Dan Murphy’s saga: Prahran Arcade Cellar adds a new chapter
The business Dan Murphy built has long been known as a discount wine merchant, but it’s now making an upmarket foray.
A couple of months before he died in 2001, I interviewed veteran wine merchant Dan Murphy, then a frail 84-year-old living in a small unit in suburban Melbourne.
Dan told me about his early years selling wine, first in the early 1950s from a small licensed grocery in Chapel Street, Prahran, then in the mid-60s from the much larger Prahran Arcade next door.
At that stage of his career, he told me, he styled himself as a “traditional English wine merchant”: he travelled to Rutherglen and Great Western to buy barrels direct from the producers, bottling the wine in his Chapel Street cellars. He imported claret from Bordeaux.
He established a wine club, published a newsletter — and, like the handful of other wine retailers around at the time, charged handsomely: “We were making margins up to 200 per cent,” he told me. “We were doing nicely, making good money.”
All that changed in 1975, when the Whitlam government cracked down on price fixing. Dan’s competitors decided to “have a go” at him by ending the “gentlemen’s agreements” and slashing their prices.
“Once you’d breached the sides of the dam, there was no stopping it,” he told me. “It became a discounter’s market. I just decided: if you can’t beat them, join them.”
Dan quickly became the biggest discounter of them all, of course, trading on the “Nobody beats Dan Murphy” tagline and opening other shops around Melbourne, each boasting “lowest liquor prices, guaranteed”. In 1998 he sold his thriving business — and his name — to Woolworths, which now has more than 200 Dan Murphy’s stores across the country.

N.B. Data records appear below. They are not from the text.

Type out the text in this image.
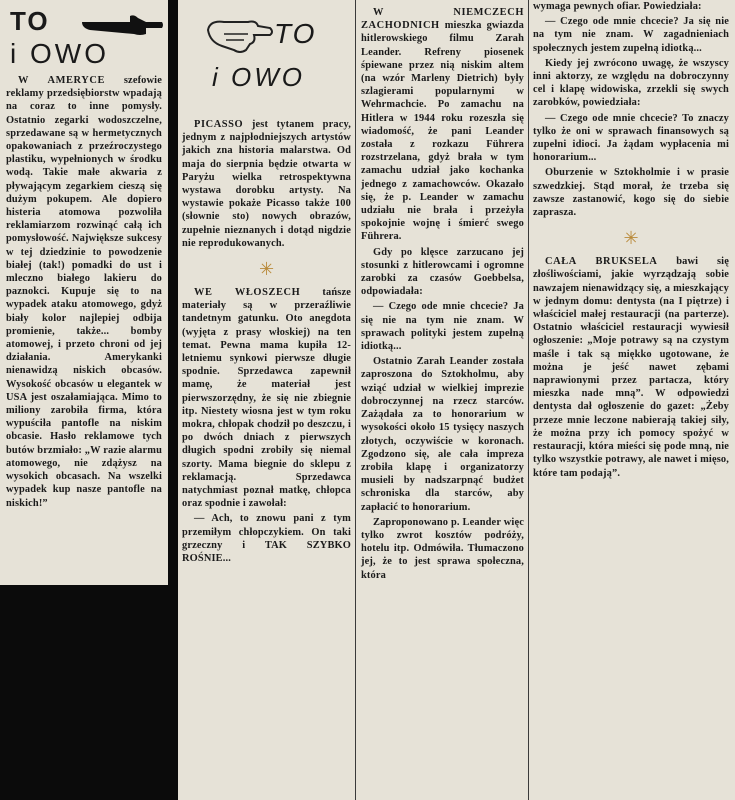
TO
i OWO

W AMERYCE szefowie reklamy przedsiębiorstw wpadają na coraz to inne pomysły. Ostatnio zegarki wodoszczelne, sprzedawane są w hermetycznych opakowaniach z przeźroczystego plastiku, wypełnionych w środku wodą. Takie małe akwaria z pływającym zegarkiem cieszą się dużym pokupem. Ale dopiero histeria atomowa pozwoliła reklamiarzom rozwinąć całą ich pomysłowość. Największe sukcesy w tej dziedzinie to powodzenie białej (tak!) pomadki do ust i mleczno białego lakieru do paznokci. Kupuje się to na wypadek ataku atomowego, gdyż biały kolor najlepiej odbija promienie, także... bomby atomowej, i przeto chroni od jej działania. Amerykanki nienawidzą niskich obcasów. Wysokość obcasów u elegantek w USA jest oszałamiająca. Mimo to miliony zarobiła firma, która wypuściła pantofle na niskim obcasie. Hasło reklamowe tych butów brzmiało: „W razie alarmu atomowego, nie zdążysz na wysokich obcasach. Na wszelki wypadek kup nasze pantofle na niskich!”

TO
i OWO

PICASSO jest tytanem pracy, jednym z najpłodniejszych artystów jakich zna historia malarstwa. Od maja do sierpnia będzie otwarta w Paryżu wielka retrospektywna wystawa dorobku artysty. Na wystawie pokaże Picasso także 100 (słownie sto) nowych obrazów, zupełnie nieznanych i dotąd nigdzie nie reprodukowanych.

✳

WE WŁOSZECH tańsze materiały są w przeraźliwie tandetnym gatunku. Oto anegdota (wyjęta z prasy włoskiej) na ten temat. Pewna mama kupiła 12-letniemu synkowi pierwsze długie spodnie. Sprzedawca zapewnił mamę, że materiał jest pierwszorzędny, że się nie zbiegnie itp. Niestety wiosna jest w tym roku mokra, chłopak chodził po deszczu, i po dwóch dniach z pierwszych długich spodni zrobiły się niemal szorty. Mama biegnie do sklepu z reklamacją. Sprzedawca natychmiast poznał matkę, chłopca oraz spodnie i zawołał:

— Ach, to znowu pani z tym przemiłym chłopczykiem. On taki grzeczny i TAK SZYBKO ROŚNIE...

W NIEMCZECH ZACHODNICH mieszka gwiazda hitlerowskiego filmu Zarah Leander. Refreny piosenek śpiewane przez nią niskim altem (na wzór Marleny Dietrich) były szlagierami popularnymi w Wehrmachcie. Po zamachu na Hitlera w 1944 roku rozeszła się wiadomość, że pani Leander została z rozkazu Führera rozstrzelana, gdyż brała w tym zamachu udział jako kochanka jednego z zamachowców. Okazało się, że p. Leander w zamachu udziału nie brała i przeżyła spokojnie wojnę i śmierć swego Führera.

Gdy po klęsce zarzucano jej stosunki z hitlerowcami i ogromne zarobki za czasów Goebbelsa, odpowiadała:

— Czego ode mnie chcecie? Ja się nie na tym nie znam. W sprawach polityki jestem zupełną idiotką...

Ostatnio Zarah Leander została zaproszona do Sztokholmu, aby wziąć udział w wielkiej imprezie dobroczynnej na rzecz starców. Zażądała za to honorarium w wysokości około 15 tysięcy naszych złotych, oczywiście w koronach. Zgodzono się, ale cała impreza zrobiła klapę i organizatorzy musieli by nadszarpnąć budżet schroniska dla starców, aby zapłacić to honorarium.

Zaproponowano p. Leander więc tylko zwrot kosztów podróży, hotelu itp. Odmówiła. Tłumaczono jej, że to jest sprawa społeczna, która

wymaga pewnych ofiar. Powiedziała:

— Czego ode mnie chcecie? Ja się nie na tym nie znam. W zagadnieniach społecznych jestem zupełną idiotką...

Kiedy jej zwrócono uwagę, że wszyscy inni aktorzy, ze względu na dobroczynny cel i klapę widowiska, zrzekli się swych zarobków, powiedziała:

— Czego ode mnie chcecie? To znaczy tylko że oni w sprawach finansowych są zupełni idioci. Ja żądam wypłacenia mi honorarium...

Oburzenie w Sztokholmie i w prasie szwedzkiej. Stąd morał, że trzeba się zawsze zastanowić, kogo się do siebie zaprasza.

✳

CAŁA BRUKSELA bawi się złośliwościami, jakie wyrządzają sobie nawzajem nienawidzący się, a mieszkający w jednym domu: dentysta (na I piętrze) i właściciel małej restauracji (na parterze). Ostatnio właściciel restauracji wywiesił ogłoszenie: „Moje potrawy są na czystym maśle i tak są miękko ugotowane, że można je jeść nawet zębami naprawionymi przez partacza, który mieszka nade mną”. W odpowiedzi dentysta dał ogłoszenie do gazet: „Żeby przeze mnie leczone nabierają takiej siły, że można przy ich pomocy spożyć w restauracji, która mieści się pode mną, nie tylko wszystkie potrawy, ale nawet i mięso, które tam podają”.
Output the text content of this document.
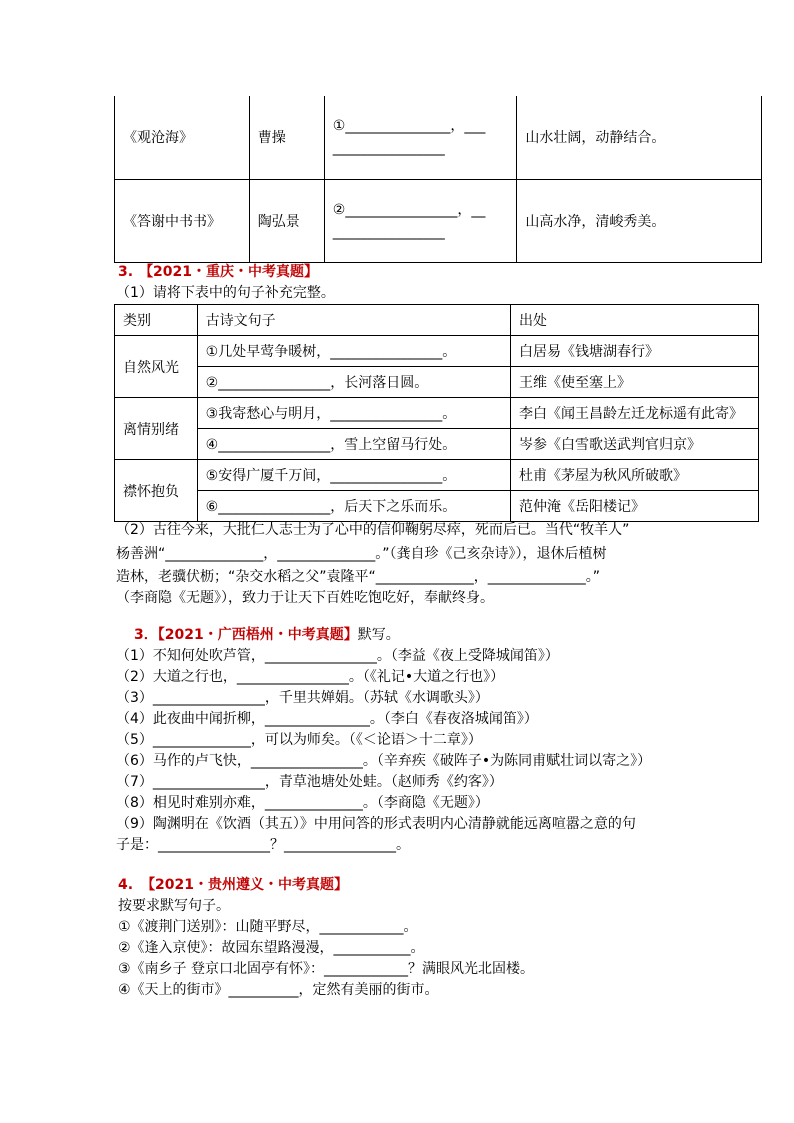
《观沧海》	曹操	①_______________，___
________________	山水壮阔，动静结合。
《答谢中书书》	陶弘景	②________________，__
________________	山高水净，清峻秀美。
3. 【2021・重庆・中考真题】
（1）请将下表中的句子补充完整。
类别	古诗文句子	出处
自然风光	①几处早莺争暖树，________________。	白居易《钱塘湖春行》
	②________________，长河落日圆。	王维《使至塞上》
离情别绪	③我寄愁心与明月，________________。	李白《闻王昌龄左迁龙标遥有此寄》
	④________________，雪上空留马行处。	岑参《白雪歌送武判官归京》
襟怀抱负	⑤安得广厦千万间，________________。	杜甫《茅屋为秋风所破歌》
	⑥________________，后天下之乐而乐。	范仲淹《岳阳楼记》
（2）古往今来，大批仁人志士为了心中的信仰鞠躬尽瘁，死而后已。当代“牧羊人”
杨善洲“______________，______________。”（龚自珍《己亥杂诗》），退休后植树
造林，老骥伏枥；“杂交水稻之父”袁隆平“______________，______________。”
（李商隐《无题》），致力于让天下百姓吃饱吃好，奉献终身。
3．【2021・广西梧州・中考真题】默写。
（1）不知何处吹芦管，________________。（李益《夜上受降城闻笛》）
（2）大道之行也，________________。（《礼记•大道之行也》）
（3）________________，千里共婵娟。（苏轼《水调歌头》）
（4）此夜曲中闻折柳，_______________。（李白《春夜洛城闻笛》）
（5）______________，可以为师矣。（《＜论语＞十二章》）
（6）马作的卢飞快，________________。（辛弃疾《破阵子•为陈同甫赋壮词以寄之》）
（7）________________，青草池塘处处蛙。（赵师秀《约客》）
（8）相见时难别亦难，______________。（李商隐《无题》）
（9）陶渊明在《饮酒（其五）》中用问答的形式表明内心清静就能远离喧嚣之意的句
子是：________________？________________。
4. 【2021・贵州遵义・中考真题】
按要求默写句子。
①《渡荆门送别》：山随平野尽，____________。
②《逢入京使》：故园东望路漫漫，___________。
③《南乡子 登京口北固亭有怀》：____________？满眼风光北固楼。
④《天上的街市》__________，定然有美丽的街市。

Earlier this month Woolworths opened the latest addition to its retail empire — but, in this new store, discounting and lowest prices aren’t the main focus. Instead, the posh new Dan Murphy’s Cellar — nostalgically located in the Prahran Arcade building on Chapel Street — is a pointed return to the traditional, upmarket merchant model.
No expense has been spared in fitting out, stocking and staffing this new shop: a complete set of Penfolds Grange — every vintage since 1951 — is displayed on one wall of the original underground cellars where Dan used to bottle his wines a half-century ago; temperature-controlled Enomatic wine cabinets dispense tastes of fine burgundy in Riedel glasses; store manager Ian Wolfe has travelled to various Australian regions sourcing bottles from small producers who have never sold wine to Dan Murphy’s before.
During the past two decades Australia’s leading independent wine stores have been able to distinguish themselves from the rapidly expanding Dan Murphy’s chain through the superior expertise, range and service of the traditional merchant. Now, with Dan Murphy’s Cellar, Woolies has — perhaps worryingly for the independents — demonstrated that it can play in this space, too.
Towards the end of my interview with Dan Murphy back in 2001, I asked him what wines he still liked to drink. “Nothing but Bordeaux,” he said. “Mainly the great chateaus. I like Latour the best. I still have some old vintages going back to the 1960s”.
Before I left he insisted on giving me a gift and shuffled off into the depths of the house, returning a couple of minutes later with a bottle. You beauty, I thought. The old man has decided to share one of those 30-year-old Latours! Maybe it’ll be the legendary ’61 …
Wrong. Instead, grinning slyly, Dan Murphy handed me a Lindemans Limestone Ridge, a Coonawarra cabernet blend from the early 90s. “Here you go,” he said. “You’ll enjoy this.”
I thanked him — even though frankly I was a little disappointed. But a couple of years later, when I opened Dan Murphy’s gift and poured a glass, I realised the joke was on him: it was bloody beautiful, and I did enjoy it. A lot.